In the zookeeper log, I found this copy pasted below. I have changed the amount of space on the s3 device and there is plenty left. Any ideas?
2017-09-18 19:48:16,333 - WARN[SyncThread:3:FileTxnLog@334] - fsync-ing the write ahead log in SyncThread:3 took 1308ms which will adversely effect operation latency. See the ZooKeeper troubleshooting guide
2017-09-18 19:48:18,731 - WARN[SyncThread:3:FileTxnLog@334] - fsync-ing the write ahead log in SyncThread:3 took 1467ms which will adversely effect operation latency. See the ZooKeeper troubleshooting guide
2017-09-18 19:48:20,164 - WARN[SyncThread:3:FileTxnLog@334] - fsync-ing the write ahead log in SyncThread:3 took 1431ms which will adversely effect operation latency. See the ZooKeeper troubleshooting guide
2017-09-18 19:48:21,524 - WARN[SyncThread:3:FileTxnLog@334] - fsync-ing the write ahead log in SyncThread:3 took 1359ms which will adversely effect operation latency. See the ZooKeeper troubleshooting guide
2017-09-18 19:48:23,696 - WARN[SyncThread:3:FileTxnLog@334] - fsync-ing the write ahead log in SyncThread:3 took 2170ms which will adversely effect operation latency. See the ZooKeeper troubleshooting guide
2017-09-18 19:48:25,416 - WARN[SyncThread:3:FileTxnLog@334] - fsync-ing the write ahead log in SyncThread:3 took 1576ms which will adversely effect operation latency. See the ZooKeeper troubleshooting guide
2017-09-18 19:48:28,116 - WARN[SyncThread:3:FileTxnLog@334] - fsync-ing the write ahead log in SyncThread:3 took 2699ms which will adversely effect operation latency. See the ZooKeeper troubleshooting guide
2017-09-18 19:48:30,369 - WARN[SyncThread:3:FileTxnLog@334] - fsync-ing the write ahead log in SyncThread:3 took 2249ms which will adversely effect operation latency. See the ZooKeeper troubleshooting guide
2017-09-18 19:48:31,564 - WARN[SyncThread:3:FileTxnLog@334] - fsync-ing the write ahead log in SyncThread:3 took 1195ms which will adversely effect operation latency. See the ZooKeeper troubleshooting guide
2017-09-18 19:48:33,884 - WARN[SyncThread:3:FileTxnLog@334] - fsync-ing the write ahead log in SyncThread:3 took 1533ms which will adversely effect operation latency. See the ZooKeeper troubleshooting guide
2017-09-18 19:48:39,154 - WARN[SyncThread:3:FileTxnLog@334] - fsync-ing the write ahead log in SyncThread:3 took 1516ms which will adversely effect operation latency. See the ZooKeeper troubleshooting guide
2017-09-18 19:48:41,043 - ERROR [SyncThread:3:SyncRequestProcessor@183] - Severe unrecoverable error, exiting
java.io.IOException: No space left on device
at java.io.FileOutputStream.writeBytes(Native Method)

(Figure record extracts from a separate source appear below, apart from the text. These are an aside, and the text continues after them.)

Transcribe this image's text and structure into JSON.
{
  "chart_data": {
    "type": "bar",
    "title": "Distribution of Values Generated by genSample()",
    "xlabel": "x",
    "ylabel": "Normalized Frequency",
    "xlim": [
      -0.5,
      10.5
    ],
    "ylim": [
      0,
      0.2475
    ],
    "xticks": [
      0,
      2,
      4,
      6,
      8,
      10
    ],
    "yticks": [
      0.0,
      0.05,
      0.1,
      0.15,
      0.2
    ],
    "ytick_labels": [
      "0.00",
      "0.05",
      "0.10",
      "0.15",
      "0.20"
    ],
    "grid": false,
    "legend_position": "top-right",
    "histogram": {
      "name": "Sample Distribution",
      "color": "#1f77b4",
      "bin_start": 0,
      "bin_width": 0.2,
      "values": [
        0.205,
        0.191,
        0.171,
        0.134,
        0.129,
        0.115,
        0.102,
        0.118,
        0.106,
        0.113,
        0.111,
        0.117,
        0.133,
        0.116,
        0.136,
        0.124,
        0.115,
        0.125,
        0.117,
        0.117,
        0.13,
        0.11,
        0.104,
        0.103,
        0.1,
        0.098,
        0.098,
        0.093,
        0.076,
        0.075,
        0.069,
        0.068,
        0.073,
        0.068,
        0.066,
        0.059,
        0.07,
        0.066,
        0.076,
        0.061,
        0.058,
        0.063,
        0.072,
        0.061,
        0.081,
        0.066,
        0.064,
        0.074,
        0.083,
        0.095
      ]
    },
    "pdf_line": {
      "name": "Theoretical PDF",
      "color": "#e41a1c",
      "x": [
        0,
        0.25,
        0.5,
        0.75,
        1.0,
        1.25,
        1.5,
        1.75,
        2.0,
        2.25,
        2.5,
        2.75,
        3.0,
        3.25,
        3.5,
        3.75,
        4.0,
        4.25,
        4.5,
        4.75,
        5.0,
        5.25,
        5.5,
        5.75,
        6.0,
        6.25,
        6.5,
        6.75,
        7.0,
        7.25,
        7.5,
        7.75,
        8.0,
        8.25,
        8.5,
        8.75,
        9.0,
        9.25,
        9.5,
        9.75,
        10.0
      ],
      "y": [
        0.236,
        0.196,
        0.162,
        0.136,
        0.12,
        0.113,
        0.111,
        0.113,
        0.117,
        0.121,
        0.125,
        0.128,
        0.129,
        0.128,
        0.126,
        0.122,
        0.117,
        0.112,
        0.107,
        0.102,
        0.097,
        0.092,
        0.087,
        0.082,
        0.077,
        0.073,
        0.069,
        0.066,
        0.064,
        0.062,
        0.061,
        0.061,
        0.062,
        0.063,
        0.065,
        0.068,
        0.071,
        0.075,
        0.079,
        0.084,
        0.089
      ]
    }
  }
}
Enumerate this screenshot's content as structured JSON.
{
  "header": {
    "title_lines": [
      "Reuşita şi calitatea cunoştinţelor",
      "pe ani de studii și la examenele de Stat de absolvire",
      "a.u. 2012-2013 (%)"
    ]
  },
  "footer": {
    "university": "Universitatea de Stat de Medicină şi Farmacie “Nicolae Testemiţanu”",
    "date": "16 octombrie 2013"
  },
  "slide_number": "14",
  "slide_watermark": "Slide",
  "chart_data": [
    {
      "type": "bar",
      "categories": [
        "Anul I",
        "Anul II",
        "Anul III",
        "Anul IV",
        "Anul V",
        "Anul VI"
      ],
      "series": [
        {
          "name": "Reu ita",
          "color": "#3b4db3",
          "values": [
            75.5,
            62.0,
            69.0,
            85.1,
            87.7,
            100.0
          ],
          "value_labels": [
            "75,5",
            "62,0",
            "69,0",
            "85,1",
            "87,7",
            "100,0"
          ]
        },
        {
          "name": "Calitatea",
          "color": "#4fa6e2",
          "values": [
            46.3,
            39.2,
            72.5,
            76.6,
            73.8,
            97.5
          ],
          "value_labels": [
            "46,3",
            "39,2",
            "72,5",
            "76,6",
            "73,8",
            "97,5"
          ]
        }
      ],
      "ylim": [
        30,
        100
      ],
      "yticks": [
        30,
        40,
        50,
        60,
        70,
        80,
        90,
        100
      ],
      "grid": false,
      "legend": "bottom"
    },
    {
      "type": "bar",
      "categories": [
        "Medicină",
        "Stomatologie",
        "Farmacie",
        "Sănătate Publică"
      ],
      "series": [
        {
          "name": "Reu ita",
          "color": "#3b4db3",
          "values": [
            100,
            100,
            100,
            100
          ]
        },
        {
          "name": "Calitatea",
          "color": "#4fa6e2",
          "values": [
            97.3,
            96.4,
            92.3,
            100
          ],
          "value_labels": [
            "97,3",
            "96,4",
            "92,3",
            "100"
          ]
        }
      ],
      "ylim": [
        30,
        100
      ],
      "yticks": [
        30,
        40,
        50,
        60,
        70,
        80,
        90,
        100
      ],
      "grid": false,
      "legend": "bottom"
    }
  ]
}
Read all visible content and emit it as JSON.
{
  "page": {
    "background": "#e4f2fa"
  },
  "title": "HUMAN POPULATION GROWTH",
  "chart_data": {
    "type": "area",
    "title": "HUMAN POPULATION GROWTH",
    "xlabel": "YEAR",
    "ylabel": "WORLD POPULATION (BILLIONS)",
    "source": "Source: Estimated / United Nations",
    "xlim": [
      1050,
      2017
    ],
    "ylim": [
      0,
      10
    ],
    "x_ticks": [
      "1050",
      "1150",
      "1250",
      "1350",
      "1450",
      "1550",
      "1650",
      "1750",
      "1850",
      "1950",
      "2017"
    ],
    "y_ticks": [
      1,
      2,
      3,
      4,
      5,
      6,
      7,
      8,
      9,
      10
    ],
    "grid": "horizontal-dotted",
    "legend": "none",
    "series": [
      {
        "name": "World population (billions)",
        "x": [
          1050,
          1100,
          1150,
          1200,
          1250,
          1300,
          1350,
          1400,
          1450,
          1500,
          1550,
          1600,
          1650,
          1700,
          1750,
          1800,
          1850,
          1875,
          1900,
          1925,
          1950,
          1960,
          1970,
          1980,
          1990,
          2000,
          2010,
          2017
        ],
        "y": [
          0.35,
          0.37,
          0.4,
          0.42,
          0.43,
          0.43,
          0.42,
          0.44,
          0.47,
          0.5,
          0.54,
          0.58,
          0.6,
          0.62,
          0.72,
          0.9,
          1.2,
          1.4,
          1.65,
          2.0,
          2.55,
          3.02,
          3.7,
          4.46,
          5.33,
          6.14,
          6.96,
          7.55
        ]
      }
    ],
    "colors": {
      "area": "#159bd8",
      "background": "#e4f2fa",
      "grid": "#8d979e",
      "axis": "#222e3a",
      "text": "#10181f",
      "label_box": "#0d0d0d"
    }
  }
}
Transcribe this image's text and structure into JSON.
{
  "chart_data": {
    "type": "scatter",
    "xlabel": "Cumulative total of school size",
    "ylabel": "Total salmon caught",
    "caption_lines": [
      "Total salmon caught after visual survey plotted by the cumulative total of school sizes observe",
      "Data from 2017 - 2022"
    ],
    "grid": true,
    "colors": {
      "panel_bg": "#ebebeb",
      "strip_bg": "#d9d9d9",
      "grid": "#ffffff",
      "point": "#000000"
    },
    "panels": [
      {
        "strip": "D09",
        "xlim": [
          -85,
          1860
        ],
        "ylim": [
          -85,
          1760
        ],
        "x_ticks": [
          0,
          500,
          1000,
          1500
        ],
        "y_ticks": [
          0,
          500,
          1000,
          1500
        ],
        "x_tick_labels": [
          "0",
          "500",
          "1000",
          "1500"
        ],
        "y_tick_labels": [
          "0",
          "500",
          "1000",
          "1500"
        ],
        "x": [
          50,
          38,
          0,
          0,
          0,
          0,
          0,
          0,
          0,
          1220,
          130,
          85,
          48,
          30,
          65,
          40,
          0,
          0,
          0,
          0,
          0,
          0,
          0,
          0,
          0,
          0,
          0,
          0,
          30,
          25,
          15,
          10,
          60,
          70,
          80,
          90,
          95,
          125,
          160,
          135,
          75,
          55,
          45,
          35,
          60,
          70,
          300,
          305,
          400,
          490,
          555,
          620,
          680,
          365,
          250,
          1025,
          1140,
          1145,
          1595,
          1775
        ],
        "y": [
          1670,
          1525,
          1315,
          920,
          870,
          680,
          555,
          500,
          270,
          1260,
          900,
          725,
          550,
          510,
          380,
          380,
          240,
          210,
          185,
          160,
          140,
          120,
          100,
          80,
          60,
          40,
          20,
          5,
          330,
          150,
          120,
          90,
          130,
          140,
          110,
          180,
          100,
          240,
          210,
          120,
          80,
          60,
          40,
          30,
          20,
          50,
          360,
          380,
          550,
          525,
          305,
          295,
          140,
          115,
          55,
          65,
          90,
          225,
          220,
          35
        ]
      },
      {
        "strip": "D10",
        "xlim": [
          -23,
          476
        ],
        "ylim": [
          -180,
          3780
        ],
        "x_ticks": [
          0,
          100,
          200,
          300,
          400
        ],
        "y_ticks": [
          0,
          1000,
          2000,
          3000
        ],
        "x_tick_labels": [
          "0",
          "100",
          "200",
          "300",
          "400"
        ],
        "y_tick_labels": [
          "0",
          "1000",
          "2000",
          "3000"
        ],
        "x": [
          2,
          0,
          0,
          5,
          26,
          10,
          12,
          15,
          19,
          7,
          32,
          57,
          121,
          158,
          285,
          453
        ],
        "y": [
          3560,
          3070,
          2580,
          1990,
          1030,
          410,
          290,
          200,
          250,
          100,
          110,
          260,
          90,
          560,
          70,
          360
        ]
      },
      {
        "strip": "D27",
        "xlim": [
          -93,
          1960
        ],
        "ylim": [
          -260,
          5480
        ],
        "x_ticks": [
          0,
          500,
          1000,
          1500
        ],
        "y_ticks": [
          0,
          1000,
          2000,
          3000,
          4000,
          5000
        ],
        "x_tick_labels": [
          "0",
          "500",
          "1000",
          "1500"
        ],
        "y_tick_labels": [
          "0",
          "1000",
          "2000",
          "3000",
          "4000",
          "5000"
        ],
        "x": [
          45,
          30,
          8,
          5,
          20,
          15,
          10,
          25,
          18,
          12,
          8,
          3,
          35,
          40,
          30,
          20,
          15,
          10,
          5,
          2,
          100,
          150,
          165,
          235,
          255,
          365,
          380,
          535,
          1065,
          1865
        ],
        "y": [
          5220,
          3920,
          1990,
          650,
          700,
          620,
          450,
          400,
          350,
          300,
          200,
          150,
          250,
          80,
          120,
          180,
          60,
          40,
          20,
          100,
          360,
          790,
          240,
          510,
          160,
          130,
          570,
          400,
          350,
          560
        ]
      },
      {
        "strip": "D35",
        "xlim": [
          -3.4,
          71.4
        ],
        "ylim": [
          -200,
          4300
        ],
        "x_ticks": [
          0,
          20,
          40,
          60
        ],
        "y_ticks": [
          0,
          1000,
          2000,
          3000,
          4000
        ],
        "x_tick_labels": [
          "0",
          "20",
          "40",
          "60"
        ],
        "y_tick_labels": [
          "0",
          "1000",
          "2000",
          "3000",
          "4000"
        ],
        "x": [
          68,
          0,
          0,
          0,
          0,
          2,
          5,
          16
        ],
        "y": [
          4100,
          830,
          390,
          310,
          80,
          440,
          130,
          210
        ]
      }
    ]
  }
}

at java.io.FileOutputStream.write(FileOutputStream.java:326)
at java.io.BufferedOutputStream.flushBuffer(BufferedOutputStream.java:82)
at java.io.BufferedOutputStream.flush(BufferedOutputStream.java:140)
at org.apache.zookeeper.server.persistence.FileTxnLog.commit(FileTxnLog.java:322)
at org.apache.zookeeper.server.persistence.FileTxnSnapLog.commit(FileTxnSnapLog.java:322)
at org.apache.zookeeper.server.ZKDatabase.commit(ZKDatabase.java:491)
at org.apache.zookeeper.server.SyncRequestProcessor.flush(SyncRequestProcessor.java:196)
at org.apache.zookeeper.server.SyncRequestProcessor.run(SyncRequestProcessor.java:131)
Created 09-20-2017 06:08 PM
Update: I had 4 flows running at the same time using these Zookeeper instances. When I reduced them from 4 to 2, Zookeeper no longer crashes.